Researchers from MIT's Computer Science and Artificial Intelligence Laboratory (CSAIL) have developed a robotic hand made of silicone rubber. The aim is to improve the dexterity or robots that, traditionally find it hard to grasp, hold and manipulate objects without crushing or dropping them.

The team of researchers from CSAIL director Daniela Rus’ Distributed Robotics Lab demonstrated that their robotic hand can lift and handle objects as delicate as an egg and as thin as a piece of paper. Its three fingers house sensors that can estimate the size and shape of an object accurately enough to identify it from a set of multiple items.

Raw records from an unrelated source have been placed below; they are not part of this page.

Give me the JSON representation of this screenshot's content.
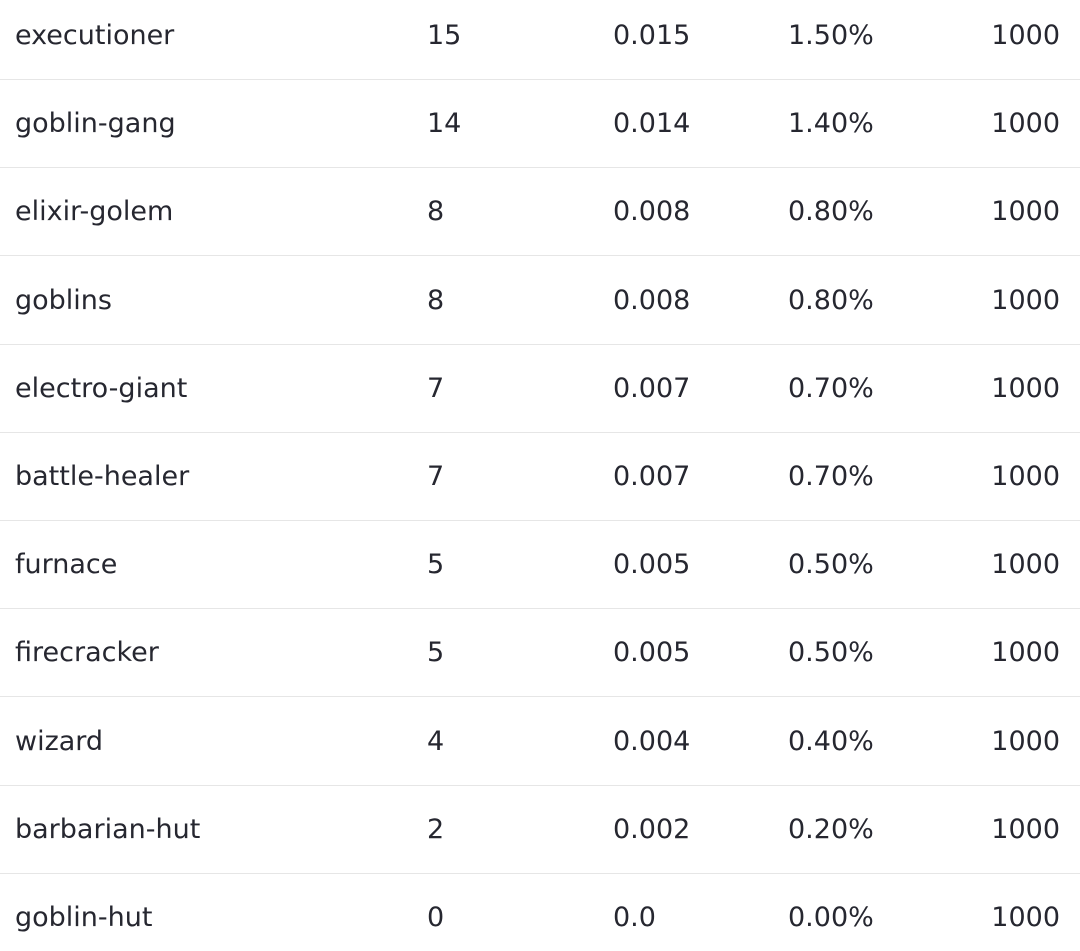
{
  "table": {
    "rows": [
      [
        "executioner",
        "15",
        "0.015",
        "1.50%",
        "1000"
      ],
      [
        "goblin-gang",
        "14",
        "0.014",
        "1.40%",
        "1000"
      ],
      [
        "elixir-golem",
        "8",
        "0.008",
        "0.80%",
        "1000"
      ],
      [
        "goblins",
        "8",
        "0.008",
        "0.80%",
        "1000"
      ],
      [
        "electro-giant",
        "7",
        "0.007",
        "0.70%",
        "1000"
      ],
      [
        "battle-healer",
        "7",
        "0.007",
        "0.70%",
        "1000"
      ],
      [
        "furnace",
        "5",
        "0.005",
        "0.50%",
        "1000"
      ],
      [
        "firecracker",
        "5",
        "0.005",
        "0.50%",
        "1000"
      ],
      [
        "wizard",
        "4",
        "0.004",
        "0.40%",
        "1000"
      ],
      [
        "barbarian-hut",
        "2",
        "0.002",
        "0.20%",
        "1000"
      ],
      [
        "goblin-hut",
        "0",
        "0.0",
        "0.00%",
        "1000"
      ]
    ]
  }
}
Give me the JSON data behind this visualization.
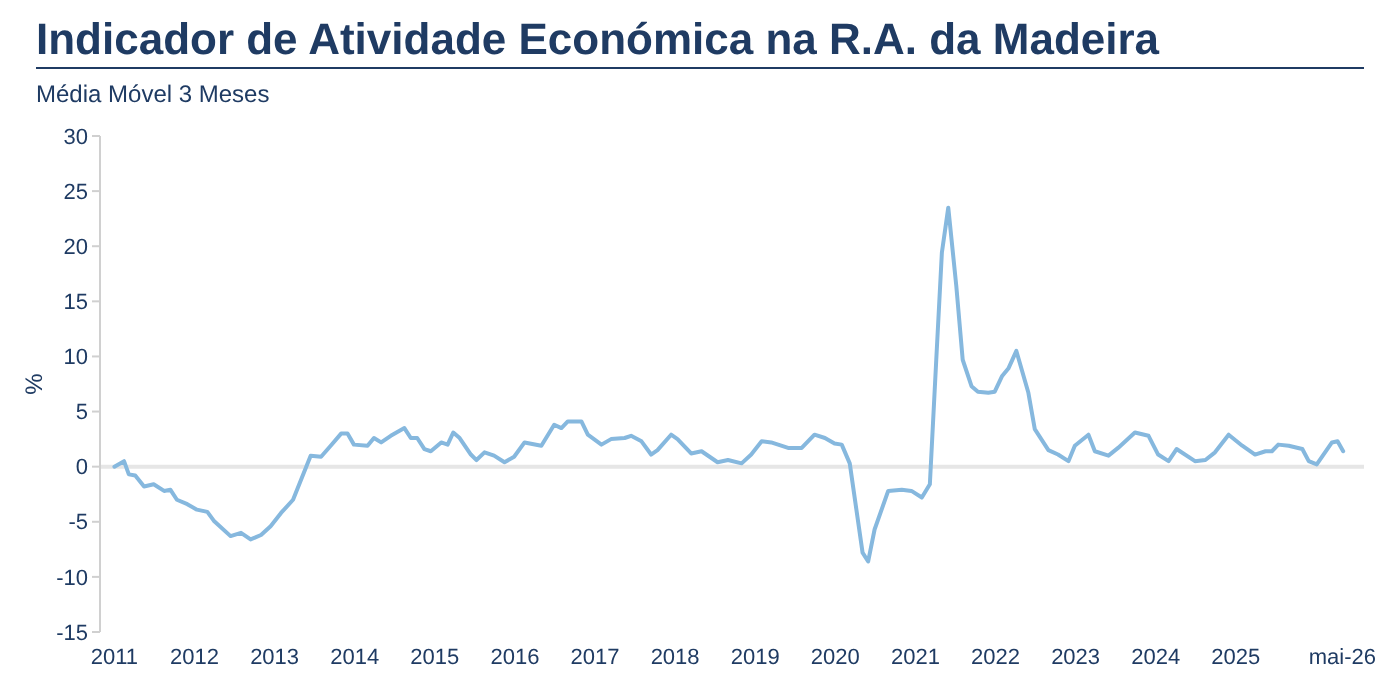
{
  "chart_data": {
    "type": "line",
    "title": "Indicador de Atividade Económica na R.A. da Madeira",
    "subtitle": "Média Móvel 3 Meses",
    "ylabel": "%",
    "x": [
      2011.0,
      2011.12,
      2011.18,
      2011.26,
      2011.37,
      2011.49,
      2011.62,
      2011.7,
      2011.78,
      2011.91,
      2012.03,
      2012.16,
      2012.24,
      2012.45,
      2012.58,
      2012.7,
      2012.83,
      2012.95,
      2013.08,
      2013.23,
      2013.45,
      2013.58,
      2013.7,
      2013.83,
      2013.91,
      2013.99,
      2014.16,
      2014.24,
      2014.33,
      2014.45,
      2014.62,
      2014.7,
      2014.78,
      2014.87,
      2014.95,
      2015.08,
      2015.16,
      2015.23,
      2015.31,
      2015.45,
      2015.52,
      2015.62,
      2015.74,
      2015.87,
      2015.99,
      2016.12,
      2016.33,
      2016.49,
      2016.58,
      2016.66,
      2016.83,
      2016.91,
      2017.08,
      2017.2,
      2017.37,
      2017.45,
      2017.58,
      2017.7,
      2017.78,
      2017.95,
      2018.03,
      2018.2,
      2018.33,
      2018.53,
      2018.66,
      2018.83,
      2018.95,
      2019.08,
      2019.2,
      2019.41,
      2019.58,
      2019.74,
      2019.87,
      2019.99,
      2020.08,
      2020.18,
      2020.34,
      2020.41,
      2020.49,
      2020.66,
      2020.83,
      2020.95,
      2021.08,
      2021.18,
      2021.26,
      2021.33,
      2021.41,
      2021.51,
      2021.59,
      2021.7,
      2021.78,
      2021.91,
      2021.99,
      2022.08,
      2022.16,
      2022.26,
      2022.41,
      2022.49,
      2022.66,
      2022.78,
      2022.91,
      2022.99,
      2023.16,
      2023.24,
      2023.41,
      2023.53,
      2023.74,
      2023.91,
      2024.03,
      2024.16,
      2024.26,
      2024.49,
      2024.62,
      2024.74,
      2024.91,
      2025.08,
      2025.24,
      2025.37,
      2025.45,
      2025.53,
      2025.66,
      2025.83,
      2025.91,
      2026.01,
      2026.2,
      2026.27,
      2026.34
    ],
    "series": [
      {
        "color": "#86b8de",
        "values": [
          0,
          0.5,
          -0.7,
          -0.8,
          -1.8,
          -1.6,
          -2.2,
          -2.1,
          -3.0,
          -3.4,
          -3.9,
          -4.1,
          -4.9,
          -6.3,
          -6.0,
          -6.6,
          -6.2,
          -5.4,
          -4.2,
          -3.0,
          1.0,
          0.9,
          1.9,
          3.0,
          3.0,
          2.0,
          1.9,
          2.6,
          2.2,
          2.8,
          3.5,
          2.6,
          2.6,
          1.6,
          1.4,
          2.2,
          2.0,
          3.1,
          2.6,
          1.1,
          0.6,
          1.3,
          1.0,
          0.4,
          0.9,
          2.2,
          1.9,
          3.8,
          3.5,
          4.1,
          4.1,
          2.9,
          2.0,
          2.5,
          2.6,
          2.8,
          2.3,
          1.1,
          1.5,
          2.9,
          2.5,
          1.2,
          1.4,
          0.4,
          0.6,
          0.3,
          1.1,
          2.3,
          2.2,
          1.7,
          1.7,
          2.9,
          2.6,
          2.1,
          2.0,
          0.3,
          -7.8,
          -8.6,
          -5.7,
          -2.2,
          -2.1,
          -2.2,
          -2.8,
          -1.6,
          9.7,
          19.4,
          23.5,
          16.4,
          9.7,
          7.3,
          6.8,
          6.7,
          6.8,
          8.2,
          8.9,
          10.5,
          6.7,
          3.4,
          1.5,
          1.1,
          0.5,
          1.9,
          2.9,
          1.4,
          1.0,
          1.7,
          3.1,
          2.8,
          1.1,
          0.5,
          1.6,
          0.5,
          0.6,
          1.3,
          2.9,
          1.9,
          1.1,
          1.4,
          1.4,
          2.0,
          1.9,
          1.6,
          0.5,
          0.2,
          2.2,
          2.3,
          1.4
        ]
      }
    ],
    "xlim": [
      2010.82,
      2026.6
    ],
    "xticks": [
      {
        "value": 2011,
        "label": "2011"
      },
      {
        "value": 2012,
        "label": "2012"
      },
      {
        "value": 2013,
        "label": "2013"
      },
      {
        "value": 2014,
        "label": "2014"
      },
      {
        "value": 2015,
        "label": "2015"
      },
      {
        "value": 2016,
        "label": "2016"
      },
      {
        "value": 2017,
        "label": "2017"
      },
      {
        "value": 2018,
        "label": "2018"
      },
      {
        "value": 2019,
        "label": "2019"
      },
      {
        "value": 2020,
        "label": "2020"
      },
      {
        "value": 2021,
        "label": "2021"
      },
      {
        "value": 2022,
        "label": "2022"
      },
      {
        "value": 2023,
        "label": "2023"
      },
      {
        "value": 2024,
        "label": "2024"
      },
      {
        "value": 2025,
        "label": "2025"
      },
      {
        "value": 2026.33,
        "label": "mai-26"
      }
    ],
    "ylim": [
      -15,
      30
    ],
    "yticks": [
      -15,
      -10,
      -5,
      0,
      5,
      10,
      15,
      20,
      25,
      30
    ],
    "ref_lines": [
      {
        "axis": "y",
        "value": 0,
        "color": "#e6e6e6"
      }
    ],
    "grid": false
  }
}
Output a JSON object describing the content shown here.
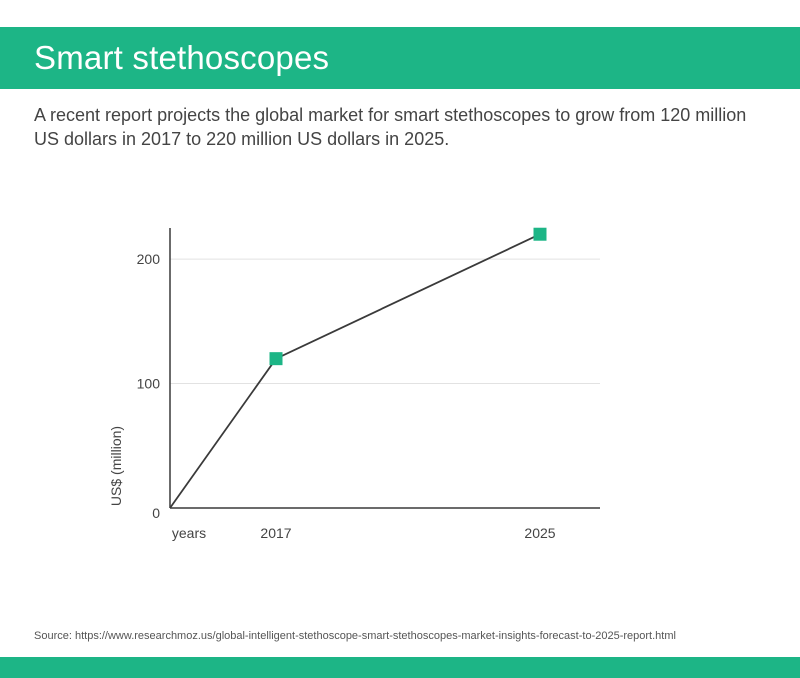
{
  "header": {
    "title": "Smart stethoscopes"
  },
  "description": "A recent report projects the global market for smart stethoscopes to grow from 120 million US dollars in 2017 to 220 million US dollars in 2025.",
  "footer": {
    "source": "Source: https://www.researchmoz.us/global-intelligent-stethoscope-smart-stethoscopes-market-insights-forecast-to-2025-report.html"
  },
  "colors": {
    "accent": "#1db586",
    "line": "#3a3a3a",
    "grid": "#e2e2e2"
  },
  "chart_data": {
    "type": "line",
    "title": "",
    "xlabel": "years",
    "ylabel": "US$ (million)",
    "y_ticks": [
      0,
      100,
      200
    ],
    "ylim": [
      0,
      225
    ],
    "grid": true,
    "categories": [
      "",
      "2017",
      "2025"
    ],
    "x_tick_labels": [
      "2017",
      "2025"
    ],
    "series": [
      {
        "values": [
          0,
          120,
          220
        ]
      }
    ]
  }
}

“Robots are often limited in what they can do because of how hard it is to interact with objects of different sizes and materials,” Rus says. “Grasping is an important step in being able to do useful tasks; with this work we set out to develop both the soft hands and the supporting control and planning systems that make dynamic grasping possible."

The gripper is part of a larger body of work by Rus’ lab aimed at showing the value of so-called ‘soft robots’ made of unconventional materials such as silicone, paper, and fibre.

Researchers say that soft robots have a number of advantages over ‘hard’ robots, including the ability to handle irregularly-shaped objects, squeeze into tight spaces, and readily recover from collisions.

However, one downside to their extra flexibility is that they often have difficulty accurately measuring where an object is, or even if they have successfully picked it up at all.

To combat this, the CSAIL team also incorporated ‘bend sensors’ into the design. When the gripper hones in an object, the fingers send back location data based on their curvature. Using this data, the robot can pick up an unknown object and compare it to existing clusters of data points that represent past objects.

In the future, Rus says the team plans to put more time into improving and adding more sensors that will allow the gripper to identify a wider variety of objects.

“If we want robots in human-centred environments, they need to be more adaptive and able to interact with objects whose shape and placement are not precisely known,” Rus says. “Our dream is to develop a robot that, like a human, can approach an unknown object, big or small, determine its approximate shape and size, and figure out how to interface with it in one seamless motion.”